Shirah Vollmer MD

The Musings of Dr. Vollmer

Substance Abuse, Dependence Becomes Substance Use Disorder

Posted by Dr. Vollmer on January 19, 2016

Substance use disorder, also known as drug use disorder, is a condition in which the use of one or more substances leads to a clinically significant impairment or distress. Although the termsubstance can refer to any physical matter, ‘substance‘ in this context is limited to psychoactive drugs.



DSM 5 changed our language from substance abuse to substance use disorder. Further, the diagnostic system requires that the substances be specified such that the DSM IV diagnosis of “poly substance abuse” has become “opiate use disorder, methamphetamine use disorder, tobacco use disorder and cannabis use disorder.”  More specificity in the diagnosis will help big data analyze “population health,” the new buzzword for focusing on trends and not on individuals. I wonder if there is a difference between “heroin use” and “heroin use disorder”.  Clearly, outlining the nature of the substances that the patient uses helps us understand the chemical feeling they are seeking. Yet, my experience in working in drug rehabilitation centers is that the majority of patients use all substances available to them including opiates, cannabis, alcohol, meth amphetamines and tobacco. I salute Lance Dodes MD who says that substance abuse, like so many behaviors, are about self-sabotage, and not so much about the exact chemical that the patient is drawn to. He states, rightly so, that alcohol abuse is not qualitatively different from opiate abuse, but rather they are the result of self-hatred.This matches my clinical experience. If a patient goes from an alcohol use disorder to a gambling disorder, he does not have a new diagnosis, only a new symptom of an old diagnosis, which, in my mind would be a lost self. Rehabilitation centers need to help people love themselves, and how to do this is up for debate. Being tough, setting limits, or giving them understanding and compassion. Both approaches have successes and failures and both approaches do not know who to target and so most programs use a one-size fits all approach to a problem which uniquely develops in each person. In my mind, the diagnoses should be “escape disorder,” to group people together who need to escape from themselves, such that the major challenge is to find out what they are escaping. If they no longer have to escape, the substance will recede in importance. Is this oversimplifying a complex disorder? I do not think so. It is a hard job to find out what the patient is scared to face, and, of course, the pain they are avoiding is layered and often not obvious. Still, if the focus was on the escape and not the drug, there would be more hope. Our diagnostic system is important since it helps patients understand themselves and their family members. To speak in terms of “use disorders” misses the point.



4 Responses to “Substance Abuse, Dependence Becomes Substance Use Disorder”

  1. Jon said

    “Escape Disorder.” Now that is a succinct and cogent phrasing. This makes sense and seems to get more to the root cause of the problems. Substance disorder or substance abuse is a reaction not a fundamental problem. You are on the right track to a deeper understanding, escape. Thus, the focus needs to be on understanding why there is a need to escape, and what can be done about it. Can one escape in less self-sabotaging methods? Can one change the need or necessity to escape? These are the more basic questions.
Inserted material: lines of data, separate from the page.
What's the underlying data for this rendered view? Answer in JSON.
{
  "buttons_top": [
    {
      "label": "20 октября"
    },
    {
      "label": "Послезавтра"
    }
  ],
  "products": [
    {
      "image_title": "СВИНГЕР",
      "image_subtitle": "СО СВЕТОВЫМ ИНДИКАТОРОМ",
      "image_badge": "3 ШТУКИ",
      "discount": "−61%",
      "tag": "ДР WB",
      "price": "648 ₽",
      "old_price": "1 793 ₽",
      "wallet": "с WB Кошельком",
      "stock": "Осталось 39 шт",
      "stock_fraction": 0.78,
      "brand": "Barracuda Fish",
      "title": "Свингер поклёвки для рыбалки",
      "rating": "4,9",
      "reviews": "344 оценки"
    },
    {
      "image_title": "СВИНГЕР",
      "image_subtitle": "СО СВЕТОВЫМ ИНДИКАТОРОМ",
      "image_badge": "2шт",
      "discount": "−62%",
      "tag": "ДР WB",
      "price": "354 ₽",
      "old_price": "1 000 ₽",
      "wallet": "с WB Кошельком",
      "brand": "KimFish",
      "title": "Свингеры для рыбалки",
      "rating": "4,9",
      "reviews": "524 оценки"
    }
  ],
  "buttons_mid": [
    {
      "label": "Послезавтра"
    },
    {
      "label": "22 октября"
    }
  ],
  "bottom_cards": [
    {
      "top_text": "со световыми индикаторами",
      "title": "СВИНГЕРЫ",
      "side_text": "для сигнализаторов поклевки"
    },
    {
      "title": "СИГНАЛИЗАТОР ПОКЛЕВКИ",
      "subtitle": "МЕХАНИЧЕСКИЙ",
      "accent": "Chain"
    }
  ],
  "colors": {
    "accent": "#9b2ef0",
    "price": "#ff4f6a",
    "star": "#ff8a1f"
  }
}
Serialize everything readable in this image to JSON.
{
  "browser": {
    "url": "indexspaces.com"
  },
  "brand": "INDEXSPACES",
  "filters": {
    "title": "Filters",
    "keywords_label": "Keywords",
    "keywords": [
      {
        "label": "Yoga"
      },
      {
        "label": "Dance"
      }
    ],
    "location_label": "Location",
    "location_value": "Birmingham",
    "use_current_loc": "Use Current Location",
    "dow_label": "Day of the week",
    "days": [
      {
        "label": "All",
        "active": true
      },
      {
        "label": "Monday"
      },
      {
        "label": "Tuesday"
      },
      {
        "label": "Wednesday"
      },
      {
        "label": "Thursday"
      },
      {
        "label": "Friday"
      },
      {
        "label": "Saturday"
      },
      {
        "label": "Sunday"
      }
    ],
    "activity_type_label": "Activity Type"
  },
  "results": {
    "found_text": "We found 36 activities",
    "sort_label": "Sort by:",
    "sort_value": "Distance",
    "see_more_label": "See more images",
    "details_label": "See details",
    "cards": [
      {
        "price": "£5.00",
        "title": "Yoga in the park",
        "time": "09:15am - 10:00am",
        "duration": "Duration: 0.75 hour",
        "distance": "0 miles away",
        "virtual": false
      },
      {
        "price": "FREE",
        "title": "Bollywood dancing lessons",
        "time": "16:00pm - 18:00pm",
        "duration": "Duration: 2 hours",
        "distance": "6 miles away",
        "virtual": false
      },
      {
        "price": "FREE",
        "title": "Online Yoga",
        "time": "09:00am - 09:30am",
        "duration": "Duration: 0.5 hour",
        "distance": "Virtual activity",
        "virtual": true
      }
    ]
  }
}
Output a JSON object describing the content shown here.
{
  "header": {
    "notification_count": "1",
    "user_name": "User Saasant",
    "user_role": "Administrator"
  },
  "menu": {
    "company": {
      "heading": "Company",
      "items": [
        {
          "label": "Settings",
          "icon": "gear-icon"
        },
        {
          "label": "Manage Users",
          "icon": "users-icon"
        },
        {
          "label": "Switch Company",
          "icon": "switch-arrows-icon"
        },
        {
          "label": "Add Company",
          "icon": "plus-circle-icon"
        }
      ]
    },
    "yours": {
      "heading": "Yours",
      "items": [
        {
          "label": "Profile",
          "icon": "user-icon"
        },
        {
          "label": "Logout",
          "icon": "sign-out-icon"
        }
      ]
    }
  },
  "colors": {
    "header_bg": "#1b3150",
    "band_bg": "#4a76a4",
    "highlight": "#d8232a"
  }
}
    • Yes, symptom substitution is the phrase for using a “better” symptom to deal with the need for escape, hence the crossover to extreme exercise or obsessive or compulsive behaviors which serve as an escape without the harm of the substance. To change the need or necessity to escape, one has to dig into the pain and uproot the issues so that the sting of feeling unlovable is exchanged for a compassionate understanding of the environment that created your existence. In so doing, the patient can learn to love himself and thereby not need to escape into an unfeeling existence. Thanks, as always.

  2. Shelly said

    I agree with Jon and you both: the focus does need to be on understanding why there is a need to escape. However basically any behavior, if it is in excess, can be used to escape, can’t it? Excessive work, excessive spending, excessive eating, excessive yelling, excessive dieting, excessive video gaming. When does it become a disorder? Where do you draw the line? Why is substance abuse considered an act of self-hate, because it is against the law?

    • Absolutely! Anything in excess is a problem and psychiatrists say that when it impairs social or occupational functioning then it is a disorder. All excesses are an act of self-hate, not just substance abuse. The legal issues of substance abuse are fascinating in that when heroin was used by minorities it was criminalized, but now that heroin is used by middle and upper-middle class white folks, there is a greater emphasis on rehabilitation. So, the laws are more political than compassionate. Thanks for chiming in, as always.